Bluechips, as we know, are premium shares that are backed by high market capitalization and quality companies. Penny stocks, on the other hand, are not so easy to define.
What are penny stocks?
As the name suggests, penny stocks trade at a low absolute price. The price may not be in paise, but it is generally accepted that penny stocks trade for a price that is no more than Rs.10-20. Another way to identify a penny stock is to check if its price is less than its face value.
It is more important to consider the fundamental attributes of such stocks and the underlying company. A penny stock has a low price and low market capitalization. It isn’t necessary that these stocks trade every day. Often they are part of the trade to trade segment. What this means is that they have very low liquidity and the difference between the bid price (buy price) and ask price (sell price) can potentially be very large. So transactions are done over the counter rather than through an exchange.
Thanks to the lack of liquidity, speculative trading in such stocks picks up and hence, these are considered risky. With regards the underlying company, usually it is a small-cap company with limited business and growth prospects. The company behind such stocks usually has little to show by way of financial health and management strength. But often these companies are in news and stocks get a boost from that.
Why is it attractive?
The sheer number of penny stocks in the market makes them hard to miss. In the Bombay Stock Exchange (BSE), there are 725 stocks trading below Rs.10 and 1,171 below Rs.20. On the National Stock Exchange, the number is 355 and 189, respectively.
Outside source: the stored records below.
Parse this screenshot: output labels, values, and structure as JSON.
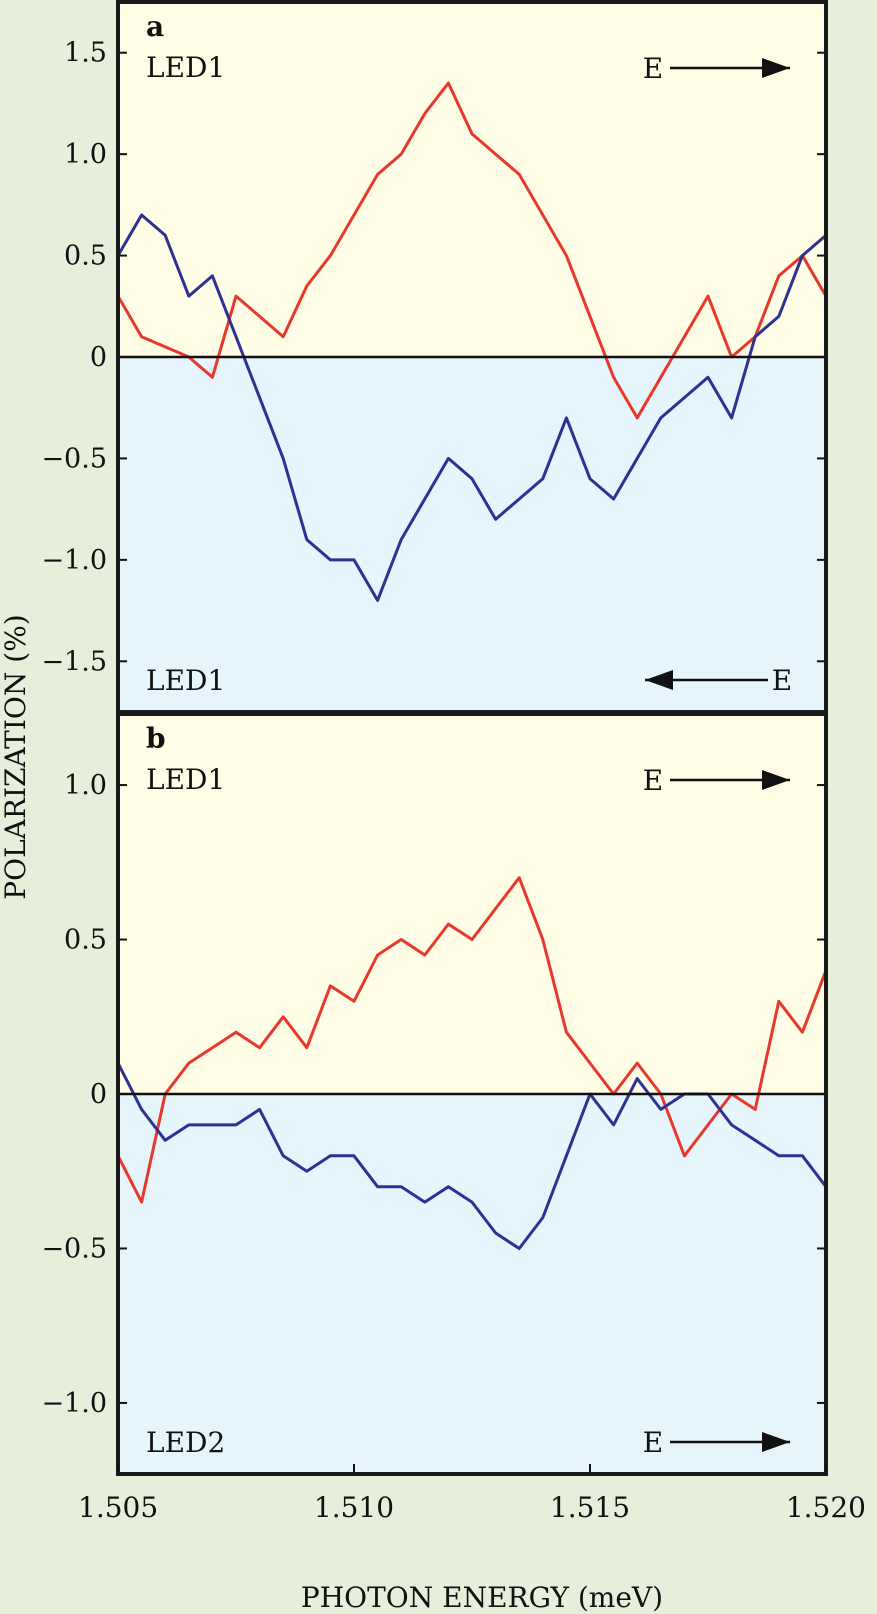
{
  "figure": {
    "ylabel": "POLARIZATION (%)",
    "xlabel": "PHOTON ENERGY (meV)",
    "x_ticks": [
      "1.505",
      "1.510",
      "1.515",
      "1.520"
    ],
    "colors": {
      "background": "#e6efda",
      "positive_region": "#fffde6",
      "negative_region": "#e6f5fc",
      "red_series": "#e8382c",
      "blue_series": "#2e3192",
      "frame": "#1a1a1a"
    }
  },
  "chart_data": [
    {
      "type": "line",
      "panel_label": "a",
      "xlabel": "PHOTON ENERGY (meV)",
      "ylabel": "POLARIZATION (%)",
      "xlim": [
        1.505,
        1.52
      ],
      "ylim": [
        -1.75,
        1.75
      ],
      "y_ticks": [
        "1.5",
        "1.0",
        "0.5",
        "0",
        "−0.5",
        "−1.0",
        "−1.5"
      ],
      "y_tick_values": [
        1.5,
        1.0,
        0.5,
        0,
        -0.5,
        -1.0,
        -1.5
      ],
      "annotations": {
        "top_label": "LED1",
        "bottom_label": "LED1",
        "top_field": "E",
        "bottom_field": "E",
        "top_arrow": "right",
        "bottom_arrow": "left"
      },
      "series": [
        {
          "color": "#e8382c",
          "x": [
            1.505,
            1.5055,
            1.506,
            1.5065,
            1.507,
            1.5075,
            1.508,
            1.5085,
            1.509,
            1.5095,
            1.51,
            1.5105,
            1.511,
            1.5115,
            1.512,
            1.5125,
            1.513,
            1.5135,
            1.514,
            1.5145,
            1.515,
            1.5155,
            1.516,
            1.5165,
            1.517,
            1.5175,
            1.518,
            1.5185,
            1.519,
            1.5195,
            1.52
          ],
          "y": [
            0.3,
            0.1,
            0.05,
            0.0,
            -0.1,
            0.3,
            0.2,
            0.1,
            0.35,
            0.5,
            0.7,
            0.9,
            1.0,
            1.2,
            1.35,
            1.1,
            1.0,
            0.9,
            0.7,
            0.5,
            0.2,
            -0.1,
            -0.3,
            -0.1,
            0.1,
            0.3,
            0.0,
            0.1,
            0.4,
            0.5,
            0.3
          ]
        },
        {
          "color": "#2e3192",
          "x": [
            1.505,
            1.5055,
            1.506,
            1.5065,
            1.507,
            1.5075,
            1.508,
            1.5085,
            1.509,
            1.5095,
            1.51,
            1.5105,
            1.511,
            1.5115,
            1.512,
            1.5125,
            1.513,
            1.5135,
            1.514,
            1.5145,
            1.515,
            1.5155,
            1.516,
            1.5165,
            1.517,
            1.5175,
            1.518,
            1.5185,
            1.519,
            1.5195,
            1.52
          ],
          "y": [
            0.5,
            0.7,
            0.6,
            0.3,
            0.4,
            0.1,
            -0.2,
            -0.5,
            -0.9,
            -1.0,
            -1.0,
            -1.2,
            -0.9,
            -0.7,
            -0.5,
            -0.6,
            -0.8,
            -0.7,
            -0.6,
            -0.3,
            -0.6,
            -0.7,
            -0.5,
            -0.3,
            -0.2,
            -0.1,
            -0.3,
            0.1,
            0.2,
            0.5,
            0.6
          ]
        }
      ]
    },
    {
      "type": "line",
      "panel_label": "b",
      "xlabel": "PHOTON ENERGY (meV)",
      "ylabel": "POLARIZATION (%)",
      "xlim": [
        1.505,
        1.52
      ],
      "ylim": [
        -1.23,
        1.23
      ],
      "y_ticks": [
        "1.0",
        "0.5",
        "0",
        "−0.5",
        "−1.0"
      ],
      "y_tick_values": [
        1.0,
        0.5,
        0,
        -0.5,
        -1.0
      ],
      "annotations": {
        "top_label": "LED1",
        "bottom_label": "LED2",
        "top_field": "E",
        "bottom_field": "E",
        "top_arrow": "right",
        "bottom_arrow": "right"
      },
      "series": [
        {
          "color": "#e8382c",
          "x": [
            1.505,
            1.5055,
            1.506,
            1.5065,
            1.507,
            1.5075,
            1.508,
            1.5085,
            1.509,
            1.5095,
            1.51,
            1.5105,
            1.511,
            1.5115,
            1.512,
            1.5125,
            1.513,
            1.5135,
            1.514,
            1.5145,
            1.515,
            1.5155,
            1.516,
            1.5165,
            1.517,
            1.5175,
            1.518,
            1.5185,
            1.519,
            1.5195,
            1.52
          ],
          "y": [
            -0.2,
            -0.35,
            0.0,
            0.1,
            0.15,
            0.2,
            0.15,
            0.25,
            0.15,
            0.35,
            0.3,
            0.45,
            0.5,
            0.45,
            0.55,
            0.5,
            0.6,
            0.7,
            0.5,
            0.2,
            0.1,
            0.0,
            0.1,
            0.0,
            -0.2,
            -0.1,
            0.0,
            -0.05,
            0.3,
            0.2,
            0.4
          ]
        },
        {
          "color": "#2e3192",
          "x": [
            1.505,
            1.5055,
            1.506,
            1.5065,
            1.507,
            1.5075,
            1.508,
            1.5085,
            1.509,
            1.5095,
            1.51,
            1.5105,
            1.511,
            1.5115,
            1.512,
            1.5125,
            1.513,
            1.5135,
            1.514,
            1.5145,
            1.515,
            1.5155,
            1.516,
            1.5165,
            1.517,
            1.5175,
            1.518,
            1.5185,
            1.519,
            1.5195,
            1.52
          ],
          "y": [
            0.1,
            -0.05,
            -0.15,
            -0.1,
            -0.1,
            -0.1,
            -0.05,
            -0.2,
            -0.25,
            -0.2,
            -0.2,
            -0.3,
            -0.3,
            -0.35,
            -0.3,
            -0.35,
            -0.45,
            -0.5,
            -0.4,
            -0.2,
            0.0,
            -0.1,
            0.05,
            -0.05,
            0.0,
            0.0,
            -0.1,
            -0.15,
            -0.2,
            -0.2,
            -0.3
          ]
        }
      ]
    }
  ]
}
The main reason for buying a penny stock is that an investor can get a large number of shares at a small total value. For example, if a company’s market price is Rs.9, you can buy 1,000 shares for just Rs.9,000. On the other hand, if you were to pick a bluechip company with a current market price of, say, Rs.1,800, you would only get five shares. The hope is that the penny stock will give superior returns as the stock price is low; with 1,000 shares, you can benefit a lot.
In reality, stocks that are backed by companies with good fundamentals, financial health and strong management are the ones likely to give good returns in the long run, no matter what the share price is. So don’t get fooled into buying penny stocks just because the price is low. Also, keep in mind that not all low-priced stocks are poor quality, so, do your basic research on financials and management before buying or rejecting a stock.